A new London Assembly report expresses hope that the popular Duck tours will be able to return to the River Thames.
The report follows an Assembly investigation into the handling of the incident on September 29th in which a London Duck Tours vehicle caught fire and passengers had to be evacuated.
Passengers and crew were assisted by a London Fire Brigade boat, Metropolitan Police helicopter, 2 Royal National Lifeboat Institution lifeboats and other passenger vessels.
Today’s report praises the work of rescue services and the crews of other river craft for the way they responded to the incident.
It also expresses hope that London Duck Tours will be able to resume “a full and safe service” once a separate investigation by the Marine Accident Investigation Branch is concluded.
But Assembly Members say those concerned with river tourism and safety should consider implementing a number of measures “to review and refresh safety on the river.”
AMs want the Mayor’s London Resilience Forum to “reassure themselves” that there is sufficient level of co-ordination between emergency services to cope with serious incidents involving river craft.
They also want London Duck Tours to consider whether passengers should wear life jackets “as a matter of course” while on the water part of the tour and for the company and Maritime and Coastguard Agency to “reassure themselves” that crews are proficient in evacuation procedures.
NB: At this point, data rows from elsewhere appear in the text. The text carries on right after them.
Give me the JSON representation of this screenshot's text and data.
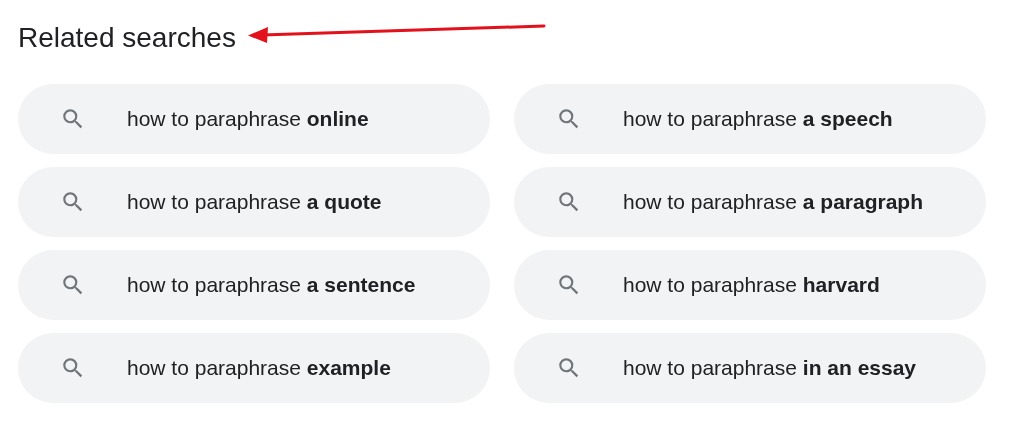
{
  "heading": "Related searches",
  "searches": [
    {
      "text": "how to paraphrase **online**"
    },
    {
      "text": "how to paraphrase **a speech**"
    },
    {
      "text": "how to paraphrase **a quote**"
    },
    {
      "text": "how to paraphrase **a paragraph**"
    },
    {
      "text": "how to paraphrase **a sentence**"
    },
    {
      "text": "how to paraphrase **harvard**"
    },
    {
      "text": "how to paraphrase **example**"
    },
    {
      "text": "how to paraphrase **in an essay**"
    }
  ]
}
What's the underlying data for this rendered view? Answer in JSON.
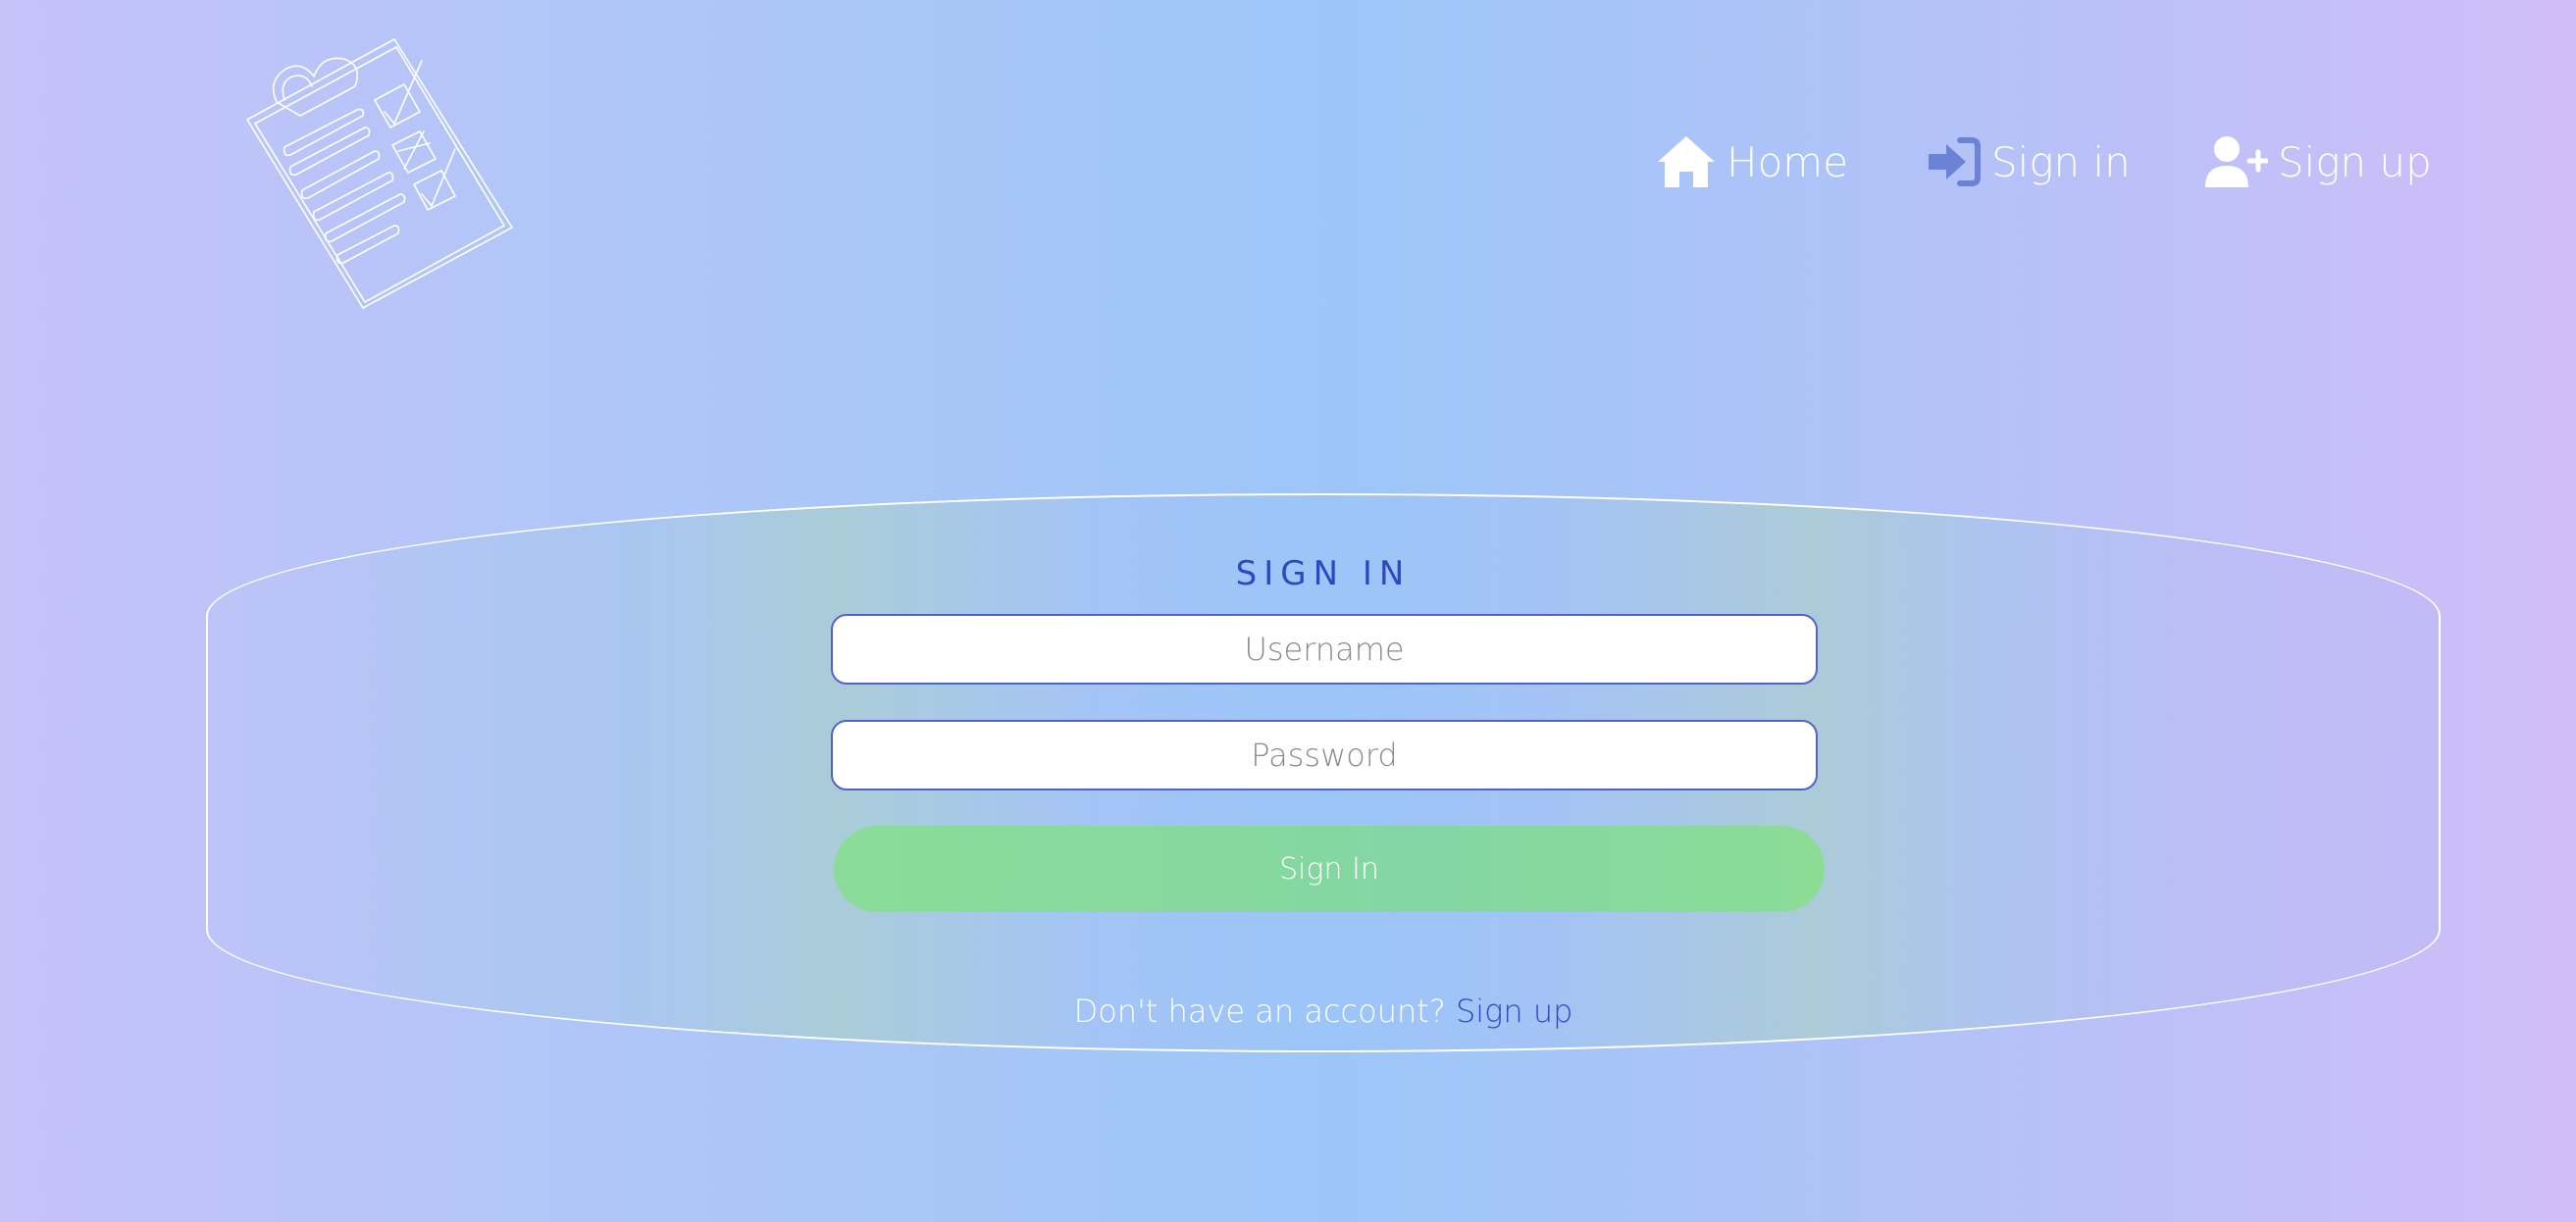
{
  "nav": {
    "home_label": "Home",
    "signin_label": "Sign in",
    "signup_label": "Sign up"
  },
  "form": {
    "title": "SIGN IN",
    "username_placeholder": "Username",
    "password_placeholder": "Password",
    "submit_label": "Sign In",
    "footer_text": "Don't have an account?",
    "footer_link": "Sign up"
  },
  "colors": {
    "accent": "#2f48c2",
    "button": "#8adc98",
    "nav_text": "#ffffff",
    "signin_icon": "#6b82d6"
  },
  "icons": {
    "logo": "clipboard-checklist-icon",
    "home": "home-icon",
    "signin": "sign-in-icon",
    "signup": "user-plus-icon"
  }
}
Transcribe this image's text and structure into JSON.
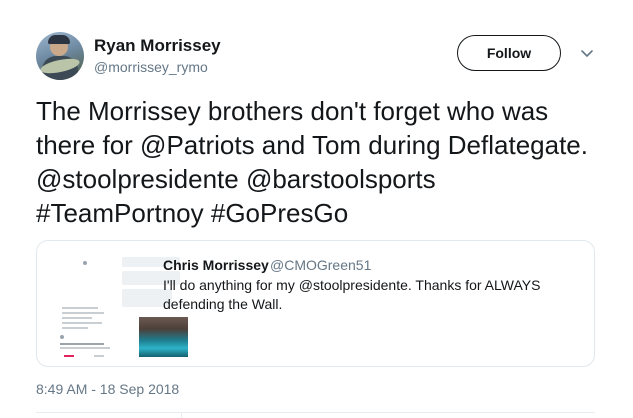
{
  "tweet": {
    "author_name": "Ryan Morrissey",
    "author_handle": "@morrissey_rymo",
    "follow_label": "Follow",
    "text": "The Morrissey brothers don't forget who was there for @Patriots and Tom during Deflategate. @stoolpresidente @barstoolsports #TeamPortnoy #GoPresGo",
    "timestamp": "8:49 AM - 18 Sep 2018"
  },
  "quoted_tweet": {
    "author_name": "Chris Morrissey",
    "author_handle": "@CMOGreen51",
    "text": "I'll do anything for my @stoolpresidente. Thanks for ALWAYS defending the Wall."
  },
  "icons": {
    "more": "chevron-down-icon"
  },
  "colors": {
    "text": "#14171a",
    "muted": "#657786",
    "border": "#e1e8ed"
  }
}
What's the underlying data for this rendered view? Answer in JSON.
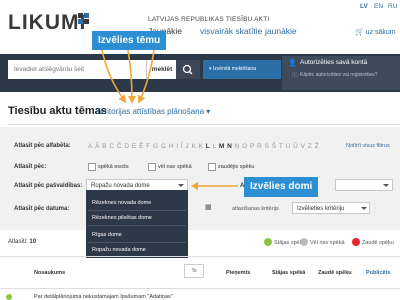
{
  "header": {
    "logo_text": "LIKUMI",
    "tagline": "LATVIJAS REPUBLIKAS TIESĪBU AKTI",
    "languages": [
      "LV",
      "EN",
      "RU"
    ],
    "nav": [
      "Jaunākie",
      "visvairāk skatītie",
      "jaunākie"
    ],
    "cart_label": "uz sākum"
  },
  "search": {
    "placeholder": "Ievadiet atslēgvārdu šeit",
    "button_label": "meklēt",
    "extended_label": "Izvērstā meklēšana"
  },
  "auth": {
    "title": "Autorizēties savā kontā",
    "subtitle": "Kāpēc autorizēties vai reģistrēties?"
  },
  "callouts": {
    "topic": "Izvēlies tēmu",
    "authority": "Izvēlies domi"
  },
  "page": {
    "title": "Tiesību aktu tēmas",
    "topic_selected": "Teritorijas attīstības plānošana"
  },
  "filters": {
    "alphabet_label": "Atlasīt pēc alfabēta:",
    "letters": [
      "A",
      "Ā",
      "B",
      "C",
      "Č",
      "D",
      "E",
      "Ē",
      "F",
      "G",
      "Ģ",
      "H",
      "I",
      "Ī",
      "J",
      "K",
      "Ķ",
      "L",
      "Ļ",
      "M",
      "N",
      "Ņ",
      "O",
      "P",
      "R",
      "S",
      "Š",
      "T",
      "U",
      "Ū",
      "V",
      "Z",
      "Ž"
    ],
    "bold_letters": [
      "L",
      "M",
      "N"
    ],
    "clear_label": "Notīrīt visus filtrus",
    "status_label": "Atlasīt pēc:",
    "status_options": [
      "spēkā esošs",
      "vēl nav spēkā",
      "zaudējis spēku"
    ],
    "authority_label": "Atlasīt pēc pašvaldības:",
    "authority_selected": "Ropažu novada dome",
    "authority_options": [
      "Rēzeknes novada dome",
      "Rēzeknes pilsētas dome",
      "Rīgas dome",
      "Ropažu novada dome"
    ],
    "right_select_label": "Atla",
    "date_label": "Atlasīt pēc datuma:",
    "date_criteria_label": "atlasīšanas kritērijs",
    "date_criteria_select": "Izvēlieties kritēriju"
  },
  "results": {
    "count_label": "Atlasīti:",
    "count": "10",
    "legend": [
      "Stājas spēkā",
      "Vēl nav spēkā",
      "Zaudē spēku"
    ],
    "legend_colors": [
      "#8cc63f",
      "#bbbbbb",
      "#e2262e"
    ],
    "columns": [
      "Nosaukums",
      "Pieņemts",
      "Stājas spēkā",
      "Zaudē spēku",
      "Publicēts"
    ],
    "ts_label": "Ts",
    "first_row_text": "Par detālplānojuma nekustamajam īpašumam \"Adatiņas\""
  },
  "colors": {
    "accent": "#2c6ea6",
    "band": "#2d3848",
    "callout": "#2c8fd3",
    "arrow": "#f0a63a"
  }
}
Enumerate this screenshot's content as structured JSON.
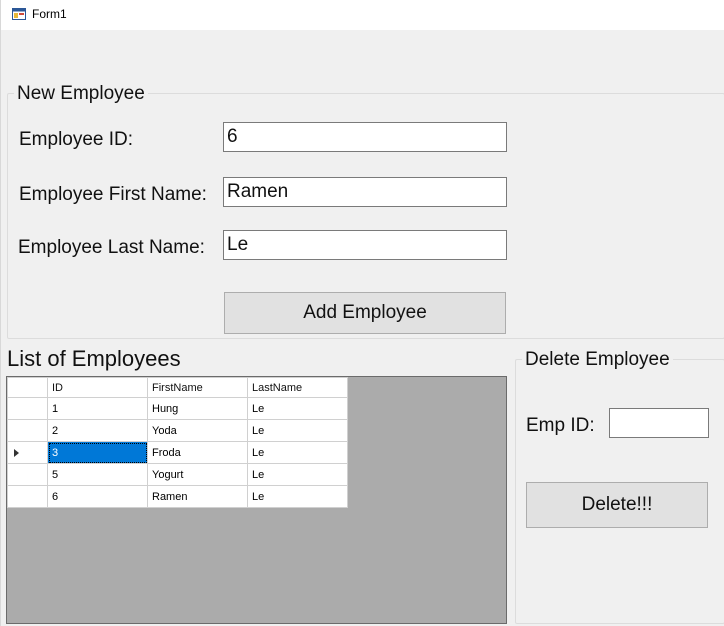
{
  "window": {
    "title": "Form1"
  },
  "new_employee": {
    "group_title": "New Employee",
    "employee_id_label": "Employee ID:",
    "employee_id_value": "6",
    "first_name_label": "Employee First Name:",
    "first_name_value": "Ramen",
    "last_name_label": "Employee Last Name:",
    "last_name_value": "Le",
    "add_button_label": "Add Employee"
  },
  "employee_list": {
    "title": "List of Employees",
    "columns": [
      "ID",
      "FirstName",
      "LastName"
    ],
    "rows": [
      {
        "id": "1",
        "first": "Hung",
        "last": "Le"
      },
      {
        "id": "2",
        "first": "Yoda",
        "last": "Le"
      },
      {
        "id": "3",
        "first": "Froda",
        "last": "Le"
      },
      {
        "id": "5",
        "first": "Yogurt",
        "last": "Le"
      },
      {
        "id": "6",
        "first": "Ramen",
        "last": "Le"
      }
    ],
    "selected_row_index": 2
  },
  "delete_employee": {
    "group_title": "Delete Employee",
    "emp_id_label": "Emp ID:",
    "emp_id_value": "",
    "delete_button_label": "Delete!!!"
  },
  "colors": {
    "selection": "#0078d7",
    "grid_background": "#ababab",
    "form_background": "#f0f0f0"
  }
}
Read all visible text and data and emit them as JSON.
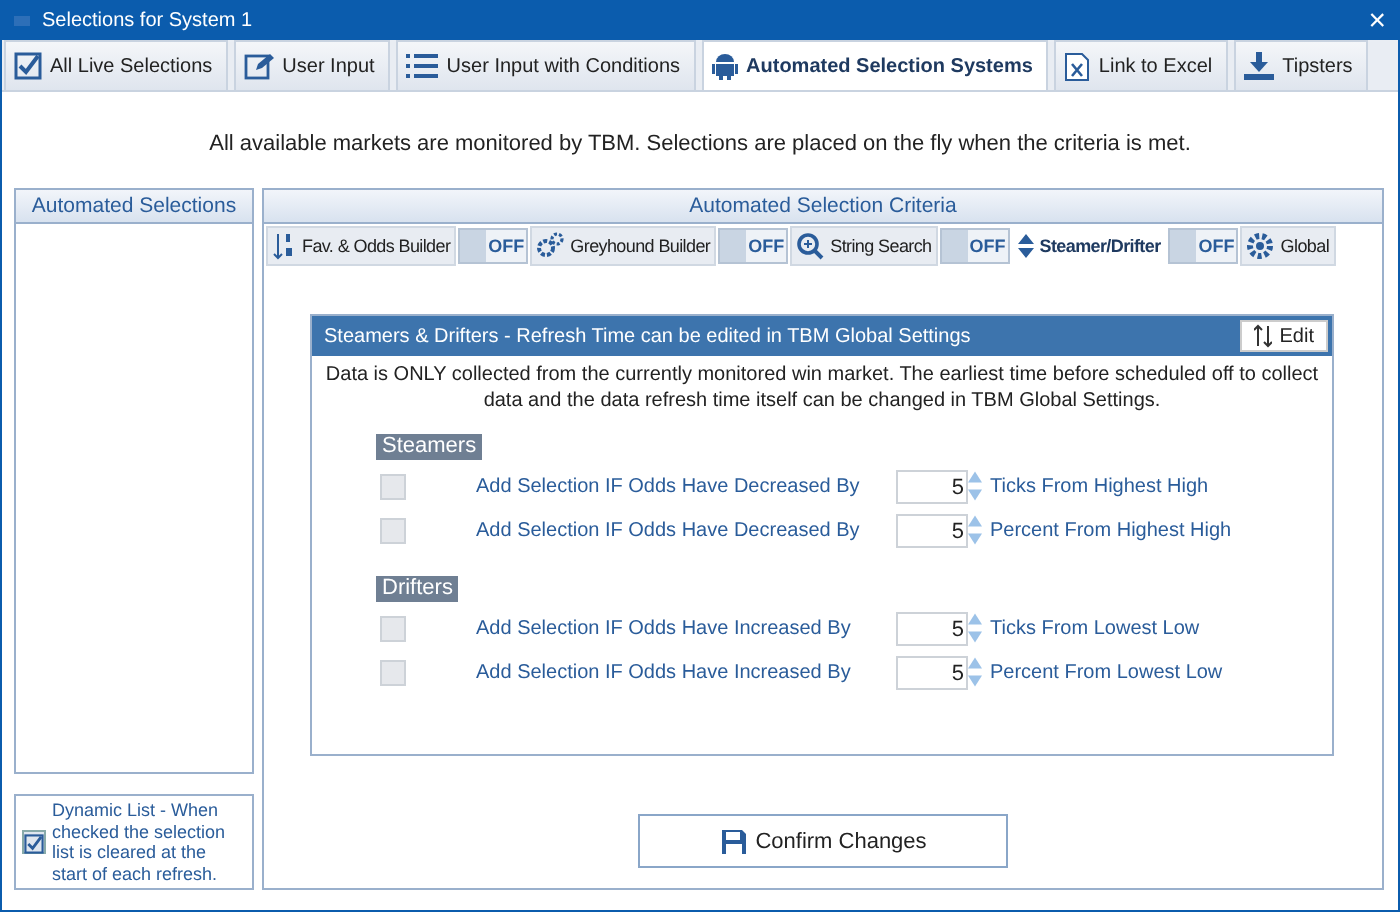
{
  "window": {
    "title": "Selections for System 1",
    "close": "×"
  },
  "tabs": [
    {
      "label": "All Live Selections",
      "selected": false
    },
    {
      "label": "User Input",
      "selected": false
    },
    {
      "label": "User Input with Conditions",
      "selected": false
    },
    {
      "label": "Automated Selection Systems",
      "selected": true
    },
    {
      "label": "Link to Excel",
      "selected": false
    },
    {
      "label": "Tipsters",
      "selected": false
    }
  ],
  "message": "All available markets are monitored by TBM. Selections are placed on the fly when the criteria is met.",
  "left_panel": {
    "title": "Automated Selections"
  },
  "dynamic_list": {
    "checked": true,
    "text": "Dynamic List - When checked the selection list is cleared at the start of each refresh."
  },
  "criteria": {
    "title": "Automated Selection Criteria",
    "subtabs": [
      {
        "label": "Fav. & Odds Builder",
        "toggle": "OFF",
        "on": false,
        "selected": false
      },
      {
        "label": "Greyhound Builder",
        "toggle": "OFF",
        "on": false,
        "selected": false
      },
      {
        "label": "String Search",
        "toggle": "OFF",
        "on": false,
        "selected": false
      },
      {
        "label": "Steamer/Drifter",
        "toggle": "OFF",
        "on": false,
        "selected": true
      },
      {
        "label": "Global",
        "selected": false
      }
    ],
    "box_title": "Steamers & Drifters - Refresh Time can be edited in TBM Global Settings",
    "edit_button": "Edit",
    "description": "Data is ONLY collected from the currently monitored win market. The earliest time before scheduled off to collect data and the data refresh time itself can be changed in TBM Global Settings.",
    "groups": [
      {
        "title": "Steamers",
        "rows": [
          {
            "checked": false,
            "label": "Add Selection IF Odds Have Decreased By",
            "value": "5",
            "unit": "Ticks From Highest High"
          },
          {
            "checked": false,
            "label": "Add Selection IF Odds Have Decreased By",
            "value": "5",
            "unit": "Percent From Highest High"
          }
        ]
      },
      {
        "title": "Drifters",
        "rows": [
          {
            "checked": false,
            "label": "Add Selection IF Odds Have Increased By",
            "value": "5",
            "unit": "Ticks From Lowest Low"
          },
          {
            "checked": false,
            "label": "Add Selection IF Odds Have Increased By",
            "value": "5",
            "unit": "Percent From Lowest Low"
          }
        ]
      }
    ],
    "confirm_button": "Confirm Changes"
  }
}
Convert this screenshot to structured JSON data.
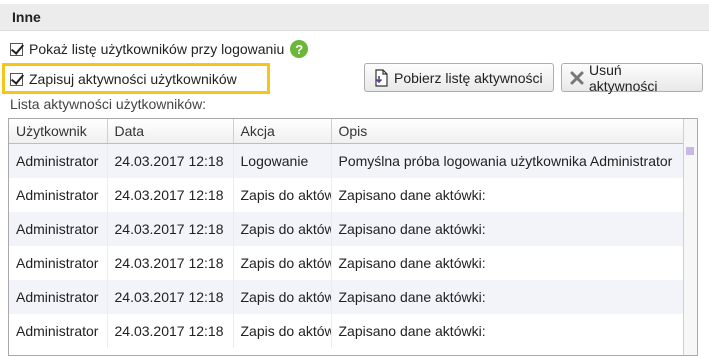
{
  "section": {
    "title": "Inne"
  },
  "options": {
    "show_users_label": "Pokaż listę użytkowników przy logowaniu",
    "show_users_checked": true,
    "log_activity_label": "Zapisuj aktywności użytkowników",
    "log_activity_checked": true
  },
  "buttons": {
    "download_label": "Pobierz listę aktywności",
    "delete_label": "Usuń aktywności"
  },
  "activity": {
    "list_label": "Lista aktywności użytkowników:",
    "columns": [
      "Użytkownik",
      "Data",
      "Akcja",
      "Opis"
    ],
    "rows": [
      [
        "Administrator",
        "24.03.2017 12:18",
        "Logowanie",
        "Pomyślna próba logowania użytkownika Administrator"
      ],
      [
        "Administrator",
        "24.03.2017 12:18",
        "Zapis do aktówki",
        "Zapisano dane aktówki:"
      ],
      [
        "Administrator",
        "24.03.2017 12:18",
        "Zapis do aktówki",
        "Zapisano dane aktówki:"
      ],
      [
        "Administrator",
        "24.03.2017 12:18",
        "Zapis do aktówki",
        "Zapisano dane aktówki:"
      ],
      [
        "Administrator",
        "24.03.2017 12:18",
        "Zapis do aktówki",
        "Zapisano dane aktówki:"
      ],
      [
        "Administrator",
        "24.03.2017 12:18",
        "Zapis do aktówki",
        "Zapisano dane aktówki:"
      ]
    ]
  },
  "colors": {
    "highlight": "#f5c518",
    "help_icon": "#6ab73a",
    "row_alt": "#f2f4fa"
  }
}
In November AMs were told that that travelling along the Thames was one of the “top five” attractions for visitors to the capital and therefore an important part of the tourism economy.
The investigation was chaired by Victoria Borwick AM who today said: “The fire on board the dukw Cleopatra should act as reminder to all Thames river craft operators that maintaining the highest standards of safety, including equipment and staff training, must be their number one priority.
“We hope that together London Duck Tours and the Maritime and Coastguard Agency can find a safe and satisfactory way for business to resume on the Thames so that these great historic vessels from World War II can continue to play a full part on London’s tourist trail.”